Pétronille se demanda ce que tout ça avait à faire avec Fabrice Nile.

— Dans l’atelier « Chasse au Trésor », chacun dans son coin réfléchit à ce qui le rend heureux. On visualise... la vie idéale, si vous voulez. On colle des images de magazine, des trucs qu’on trouve. C’est marrant, on reconnaît tout de suite les nouveaux : ils collent des images de plages des Seychelles. (Il piaffa.) Je vous raconte pas le nombre de brochures de voyage qui se sont retrouvées en morceaux. Mais finalement, tout le monde finit par creuser un peu plus profond. On arrive à des choses très personnelles. À la fin, y en a pas deux pareils, des collages. » 

Pendant qu’il causait, le vieux poussait de ses mains ses fleurs découpées dans son enveloppe. Pétronille y vit une vieille photo en noir et blanc, sûrement des années 60 : un portrait d’une demoiselle dans un cadre en forme de cœur. Pétronille fit :

— Fabrice Nile, lui, il n’a rien collé.

— Non, sourit le vieux. Lui, c’était un as du dessin. Alors, plutôt que de découper des images, il dessinait. C’était là, en pattes de mouches. Tout ce dont il rêvait, le Fabrice. Il a même rajouté des mots, vous voyez : Vérité, Tolérance, Amour, Éternel. Là, vous voyez pas, mais il y a une petite voiture. C’était plutôt bien fait. Un coupé Corvette 1961. Il était garagiste de profession, vous le saviez? »

Pétronille vit ses yeux se noyer à nouveau et cette fois, elle mit la main sur son épaule.

— Je suis désolée, ce sont des souvenirs douloureux...

— Non, non, c’est ces médicaments. Ah saloperie de... enfin, je vous disais... Il aimait les belles voitures, surtout les Corvette, et un jour, j’ai vu un petit modèle à la Maison de la Presse à côté de chez moi, un jouet, vous savez? De cette Corvette 61, alors, je lui ai achetée. Vous auriez vu comme il était heureux avec cette bagnole, le Fabrice... Ah! ces saloperies de médicaments, je vais demander au docteur de les changer, c’est pas possible... Vous savez, il était pas vieux, Fabrice. Il faisait vieux, mais c’était un jeune, en fait... »

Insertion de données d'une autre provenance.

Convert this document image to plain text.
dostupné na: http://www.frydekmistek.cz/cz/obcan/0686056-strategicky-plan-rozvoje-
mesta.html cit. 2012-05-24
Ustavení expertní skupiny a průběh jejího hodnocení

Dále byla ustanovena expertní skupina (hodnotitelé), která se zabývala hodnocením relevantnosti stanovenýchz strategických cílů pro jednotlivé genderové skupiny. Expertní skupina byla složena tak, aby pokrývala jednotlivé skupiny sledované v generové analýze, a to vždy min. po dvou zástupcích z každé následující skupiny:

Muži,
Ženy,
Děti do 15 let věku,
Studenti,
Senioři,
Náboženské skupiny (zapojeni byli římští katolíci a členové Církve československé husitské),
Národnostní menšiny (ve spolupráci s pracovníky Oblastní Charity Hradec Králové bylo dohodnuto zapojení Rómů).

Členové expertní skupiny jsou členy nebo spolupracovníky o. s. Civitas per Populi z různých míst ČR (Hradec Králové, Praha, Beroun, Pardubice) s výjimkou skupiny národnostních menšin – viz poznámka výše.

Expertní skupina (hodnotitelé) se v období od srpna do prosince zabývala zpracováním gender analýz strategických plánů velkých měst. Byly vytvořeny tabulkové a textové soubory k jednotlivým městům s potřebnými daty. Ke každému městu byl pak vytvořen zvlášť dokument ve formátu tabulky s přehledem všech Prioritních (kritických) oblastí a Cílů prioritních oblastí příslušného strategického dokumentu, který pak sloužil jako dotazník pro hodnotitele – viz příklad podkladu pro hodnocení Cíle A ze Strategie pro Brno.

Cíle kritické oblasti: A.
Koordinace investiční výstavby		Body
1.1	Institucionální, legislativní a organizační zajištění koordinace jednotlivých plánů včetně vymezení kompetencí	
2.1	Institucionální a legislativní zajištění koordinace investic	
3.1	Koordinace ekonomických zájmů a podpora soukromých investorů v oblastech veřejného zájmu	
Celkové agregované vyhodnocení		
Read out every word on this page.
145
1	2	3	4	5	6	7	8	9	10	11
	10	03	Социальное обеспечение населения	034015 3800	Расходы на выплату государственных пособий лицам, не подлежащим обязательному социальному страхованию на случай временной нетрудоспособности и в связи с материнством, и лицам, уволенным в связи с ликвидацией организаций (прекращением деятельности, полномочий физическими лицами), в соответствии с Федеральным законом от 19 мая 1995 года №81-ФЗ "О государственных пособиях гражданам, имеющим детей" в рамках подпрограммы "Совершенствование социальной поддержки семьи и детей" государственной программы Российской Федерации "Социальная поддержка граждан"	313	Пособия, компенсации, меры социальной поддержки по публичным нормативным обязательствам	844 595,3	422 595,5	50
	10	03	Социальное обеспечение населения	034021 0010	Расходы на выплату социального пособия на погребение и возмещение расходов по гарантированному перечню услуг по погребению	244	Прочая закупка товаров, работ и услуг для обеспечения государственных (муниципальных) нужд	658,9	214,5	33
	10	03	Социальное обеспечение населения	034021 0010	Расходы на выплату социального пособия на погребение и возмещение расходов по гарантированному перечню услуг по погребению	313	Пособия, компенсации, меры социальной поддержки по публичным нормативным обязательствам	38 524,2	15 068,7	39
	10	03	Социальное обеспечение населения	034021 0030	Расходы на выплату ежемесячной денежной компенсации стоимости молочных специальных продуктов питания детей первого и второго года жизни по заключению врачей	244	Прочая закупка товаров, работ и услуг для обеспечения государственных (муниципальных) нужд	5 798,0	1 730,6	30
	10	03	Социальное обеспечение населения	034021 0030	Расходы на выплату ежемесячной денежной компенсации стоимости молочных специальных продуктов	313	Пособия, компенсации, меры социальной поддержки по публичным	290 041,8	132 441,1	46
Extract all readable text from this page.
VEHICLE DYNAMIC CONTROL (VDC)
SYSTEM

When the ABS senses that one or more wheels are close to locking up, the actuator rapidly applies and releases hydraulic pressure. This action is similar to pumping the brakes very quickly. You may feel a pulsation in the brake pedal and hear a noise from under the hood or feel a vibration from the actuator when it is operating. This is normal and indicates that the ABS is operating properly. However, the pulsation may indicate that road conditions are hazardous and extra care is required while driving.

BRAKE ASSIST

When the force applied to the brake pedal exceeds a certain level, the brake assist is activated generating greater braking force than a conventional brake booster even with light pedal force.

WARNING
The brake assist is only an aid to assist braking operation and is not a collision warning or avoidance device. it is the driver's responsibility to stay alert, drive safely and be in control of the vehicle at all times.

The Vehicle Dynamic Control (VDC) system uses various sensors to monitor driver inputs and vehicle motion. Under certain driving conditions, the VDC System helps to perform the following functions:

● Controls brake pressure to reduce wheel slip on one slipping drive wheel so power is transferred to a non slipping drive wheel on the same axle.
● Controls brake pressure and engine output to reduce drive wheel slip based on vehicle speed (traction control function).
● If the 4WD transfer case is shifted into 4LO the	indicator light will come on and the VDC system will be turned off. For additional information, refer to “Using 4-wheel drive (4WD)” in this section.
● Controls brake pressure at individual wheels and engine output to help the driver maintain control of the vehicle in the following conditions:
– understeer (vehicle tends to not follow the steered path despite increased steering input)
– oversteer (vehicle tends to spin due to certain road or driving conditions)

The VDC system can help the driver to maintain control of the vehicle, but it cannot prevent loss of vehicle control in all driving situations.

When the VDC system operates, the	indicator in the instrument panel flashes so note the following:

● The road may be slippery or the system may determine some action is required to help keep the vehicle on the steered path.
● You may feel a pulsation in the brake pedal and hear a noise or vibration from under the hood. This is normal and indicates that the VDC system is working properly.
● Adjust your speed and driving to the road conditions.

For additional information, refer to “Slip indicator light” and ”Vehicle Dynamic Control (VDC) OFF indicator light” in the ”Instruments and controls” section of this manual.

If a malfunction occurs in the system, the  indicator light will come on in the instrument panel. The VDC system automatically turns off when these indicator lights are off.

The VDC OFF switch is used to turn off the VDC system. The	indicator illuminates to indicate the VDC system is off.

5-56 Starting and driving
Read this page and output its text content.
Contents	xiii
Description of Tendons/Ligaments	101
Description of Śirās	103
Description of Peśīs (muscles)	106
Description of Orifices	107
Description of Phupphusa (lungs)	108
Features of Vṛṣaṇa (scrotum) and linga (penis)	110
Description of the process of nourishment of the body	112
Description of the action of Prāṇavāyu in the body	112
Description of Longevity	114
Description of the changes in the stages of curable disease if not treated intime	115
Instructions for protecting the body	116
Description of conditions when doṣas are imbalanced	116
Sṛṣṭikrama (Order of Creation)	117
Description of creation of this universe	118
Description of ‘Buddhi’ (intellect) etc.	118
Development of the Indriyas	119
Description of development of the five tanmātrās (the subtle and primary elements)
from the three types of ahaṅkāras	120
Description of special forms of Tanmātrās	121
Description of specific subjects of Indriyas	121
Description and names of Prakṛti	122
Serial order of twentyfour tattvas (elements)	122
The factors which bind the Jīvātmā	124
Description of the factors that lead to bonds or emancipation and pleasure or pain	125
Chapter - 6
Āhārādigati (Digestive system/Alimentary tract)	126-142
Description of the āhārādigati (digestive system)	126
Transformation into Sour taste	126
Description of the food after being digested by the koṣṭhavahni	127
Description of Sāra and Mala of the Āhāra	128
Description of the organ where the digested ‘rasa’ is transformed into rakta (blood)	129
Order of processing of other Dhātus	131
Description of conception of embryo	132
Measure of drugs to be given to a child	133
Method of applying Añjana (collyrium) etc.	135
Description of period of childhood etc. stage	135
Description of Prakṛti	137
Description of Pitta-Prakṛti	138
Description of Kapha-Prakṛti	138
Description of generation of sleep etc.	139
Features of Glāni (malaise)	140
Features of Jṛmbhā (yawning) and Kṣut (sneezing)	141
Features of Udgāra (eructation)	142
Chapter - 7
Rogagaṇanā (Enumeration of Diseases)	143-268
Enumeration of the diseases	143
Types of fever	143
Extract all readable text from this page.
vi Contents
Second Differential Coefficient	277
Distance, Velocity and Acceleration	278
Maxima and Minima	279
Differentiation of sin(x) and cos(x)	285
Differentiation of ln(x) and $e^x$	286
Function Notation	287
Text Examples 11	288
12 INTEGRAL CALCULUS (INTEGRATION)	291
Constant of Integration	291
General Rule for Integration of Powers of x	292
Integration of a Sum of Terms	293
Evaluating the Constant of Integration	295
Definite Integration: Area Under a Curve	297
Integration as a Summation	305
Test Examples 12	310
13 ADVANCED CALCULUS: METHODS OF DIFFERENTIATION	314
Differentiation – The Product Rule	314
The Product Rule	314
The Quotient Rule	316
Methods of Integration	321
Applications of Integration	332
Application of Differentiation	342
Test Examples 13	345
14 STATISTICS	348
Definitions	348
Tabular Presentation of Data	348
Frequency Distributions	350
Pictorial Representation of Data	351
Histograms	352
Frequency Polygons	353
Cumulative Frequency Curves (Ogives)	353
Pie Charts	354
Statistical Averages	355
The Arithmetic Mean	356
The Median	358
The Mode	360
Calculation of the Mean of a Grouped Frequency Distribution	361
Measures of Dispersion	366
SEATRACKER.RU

Et tout d’un coup, il était parti. Il parlait, parlait, et toute la vie de Fabrice était révélée à cette inconnue, la première qui demandait. Il y avait la rue, l’alcool, le décès de sa femme, sa chance à la belote « des carrés à tire-larigot! », ses habits qu’il pliait toujours « qu’on aurait dit qu’ils sortaient du pressing », de son foie qui lui faisait mal, de son rêve d’ouvrir un garage de voitures de collection, de sa connaissance de la langue espagnole « comme un Espagnol, qu’il parlait, que même j’ai connu des Espagnols, ils parlaient pas aussi bien que Fabrice », de ses colères quand on parlait des services sociaux, de ses carnets de dessins, de son goût pour les Paris-Brest, de ses copains de la rue qui venaient parfois jusqu’au parking, de ce monde violent des bancs publics où tout le monde se connaissait pour le meilleur ou pour le pire, de sa plaie à la jambe que les asticots s’étaient mis dedans une fois, de ses souvenirs d’enfant quand il allait en vacances en Bretagne avec sa mère, de ses larmes quand il parlait de sa mère, des blagues qu’il nous faisait ici, à nous autres et aux infirmiers qui l’aimaient bien. C’était un type bien. »

Oui, c’était un type bien, se disait Pétronille qui avait tout écouté. Elle espérait qu’il ne s’était pas mis dans un pétrin illégal... et fut presque rassurée que le pauvre vieux soit à l’abri à présent, il était mort. Y avait-il assez pour son rapport à Frédéric? Que cherchait-il, après tout? Pétronille remercia le vieux – qui s’appelait Maurice – de lui avoir parlé de Fabrice Nile. Il était temps pour elle de partir, sinon elle allait être en retard pour le rendez-vous de sa sœur.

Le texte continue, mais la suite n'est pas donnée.